Prohibited agreements include those which fix prices or trading conditions; limit production, markets, technical development or investment; divide up markets; impose discriminatory terms; or create tie-ins.
Control is exercised by the European Commission and their powers to collect information from you are draconian. In addition, fines imposed can amount to 10% of your global turnover.
Certain common agreements are covered by block exemptions - namely patent and know-how licences, research and development agreements, franchising agreements, exclusive distribution agreements and exclusive purchase and supply agreements. If the agreement contains only restrictions which are permitted by the relevant block exemption, and you otherwise fall within the block exemption, no further action is necessary. However, if not, you need to consider obtaining individual exemption by the European Commission. If the combined turnover of the two parties to the agreement is not significant then the restrictions may well not apply.

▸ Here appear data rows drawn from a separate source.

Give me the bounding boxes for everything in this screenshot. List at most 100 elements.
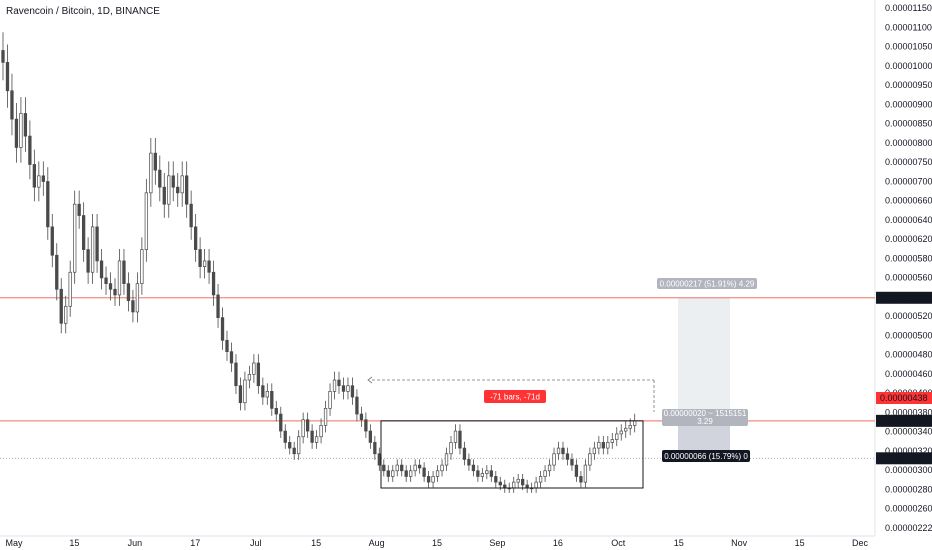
candles <box>1 32 637 493</box>
candle <box>243 371 247 411</box>
candle <box>305 412 310 438</box>
candle <box>64 295 68 334</box>
candle-body <box>521 478 525 486</box>
candle <box>185 161 189 218</box>
candle-body <box>189 203 193 228</box>
candle <box>176 173 180 207</box>
candle-body <box>283 430 287 443</box>
candle <box>538 470 543 488</box>
candle-body <box>265 391 269 398</box>
target-label: 0.00000217 (51.91%) 4.29 <box>660 279 755 288</box>
y-tick-label: 0.00000580 <box>885 253 932 263</box>
candle-body <box>55 254 59 290</box>
candle-body <box>220 317 225 341</box>
candle-body <box>574 464 579 477</box>
candle <box>283 424 287 449</box>
candle-body <box>256 362 261 387</box>
candle <box>521 473 525 491</box>
candle-body <box>167 175 171 205</box>
candle <box>167 161 171 218</box>
candle <box>556 441 561 460</box>
candle <box>202 248 207 279</box>
candle <box>440 459 444 477</box>
candle <box>50 213 54 268</box>
candle-body <box>494 476 498 483</box>
mid-label-1: 0.00000020 ~ 1515151 <box>664 409 747 418</box>
candle-body <box>99 260 104 279</box>
mid-label-2: 3.29 <box>697 417 713 426</box>
candle <box>355 389 359 422</box>
candle-body <box>185 175 189 205</box>
candle-body <box>413 464 417 472</box>
candle <box>46 167 50 240</box>
candle <box>606 435 610 455</box>
candle <box>323 400 328 433</box>
y-tick-label: 0.00000640 <box>885 215 932 225</box>
candle <box>417 459 422 474</box>
candle-body <box>41 175 45 182</box>
candle <box>615 427 619 447</box>
candle-body <box>46 181 50 228</box>
candle-body <box>597 442 601 449</box>
candle-body <box>216 294 220 318</box>
candle-body <box>624 427 628 432</box>
candle-body <box>471 464 476 472</box>
candle-body <box>238 385 243 404</box>
candle <box>346 377 350 400</box>
candle <box>382 459 386 477</box>
candle <box>476 465 480 482</box>
candle <box>449 435 453 460</box>
candle <box>140 237 144 295</box>
x-tick-label: Oct <box>611 538 626 548</box>
candle <box>435 465 440 482</box>
candle-body <box>462 447 467 460</box>
candle-body <box>579 476 583 483</box>
candle-body <box>140 249 144 284</box>
candle <box>216 284 220 328</box>
candle-body <box>162 186 166 205</box>
candle <box>261 377 265 405</box>
x-tick-label: May <box>5 538 23 548</box>
candle-body <box>364 419 368 432</box>
candle-body <box>480 473 485 477</box>
candle <box>471 459 476 477</box>
time-axis[interactable]: May 15 Jun 17 Jul 15 Aug 15 Sep 16 Oct 15 Nov 15 Dec <box>5 538 868 548</box>
candle <box>570 453 574 471</box>
candle-body <box>350 385 355 398</box>
candle-body <box>570 459 574 466</box>
candle <box>368 424 373 449</box>
candle-body <box>14 118 19 148</box>
candle-body <box>503 484 507 489</box>
candle-body <box>292 447 296 455</box>
candle-body <box>37 175 41 188</box>
candle <box>265 383 269 405</box>
y-tick-label: 0.00000222 <box>885 523 932 533</box>
candle-body <box>498 481 502 486</box>
candle-body <box>328 391 332 409</box>
candle-body <box>633 420 637 426</box>
candle-body <box>81 215 86 250</box>
y-tick-label: 0.00000260 <box>885 504 932 514</box>
price-label-text: 0.00000635 <box>880 293 928 303</box>
candle-body <box>305 419 310 432</box>
candle-body <box>113 288 117 296</box>
candle-body <box>485 470 489 474</box>
y-tick-label: 0.00000320 <box>885 446 932 456</box>
candle-body <box>32 164 37 188</box>
candle-body <box>444 453 449 466</box>
candle <box>422 462 426 482</box>
candle <box>238 377 243 411</box>
candle <box>610 433 614 449</box>
candle-body <box>619 430 623 435</box>
candle-body <box>346 385 350 392</box>
candle <box>588 447 592 471</box>
candle <box>624 421 628 438</box>
candle <box>494 470 498 488</box>
y-tick-label: 0.00000850 <box>885 119 932 129</box>
x-tick-label: 15 <box>795 538 805 548</box>
candle-body <box>359 413 364 421</box>
candle-body <box>538 476 543 483</box>
candle-body <box>176 186 180 194</box>
candle-body <box>122 260 126 284</box>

If you are in a dominant position in a particular market in a part of the EU, you must be particularly careful to guard against any accusation that you abused that dominant position in the way you conducted your business. Such matters may similarly be investigated by the European Commission regardless of an agreement or concerted practice.
Finally, the importance of the principle of free movement of goods means that IPRs cannot be exercised if the result or intent of such exercise is to prevent the parallel export or parallel import of goods within the EU where you have previously licensed another to market products incorporating the IPRs within the EU.
If you are in a dominant position or become so as a result of the agreement extra care is neded and stricter rules apply. This is a complex area upon which expert advice is necessary.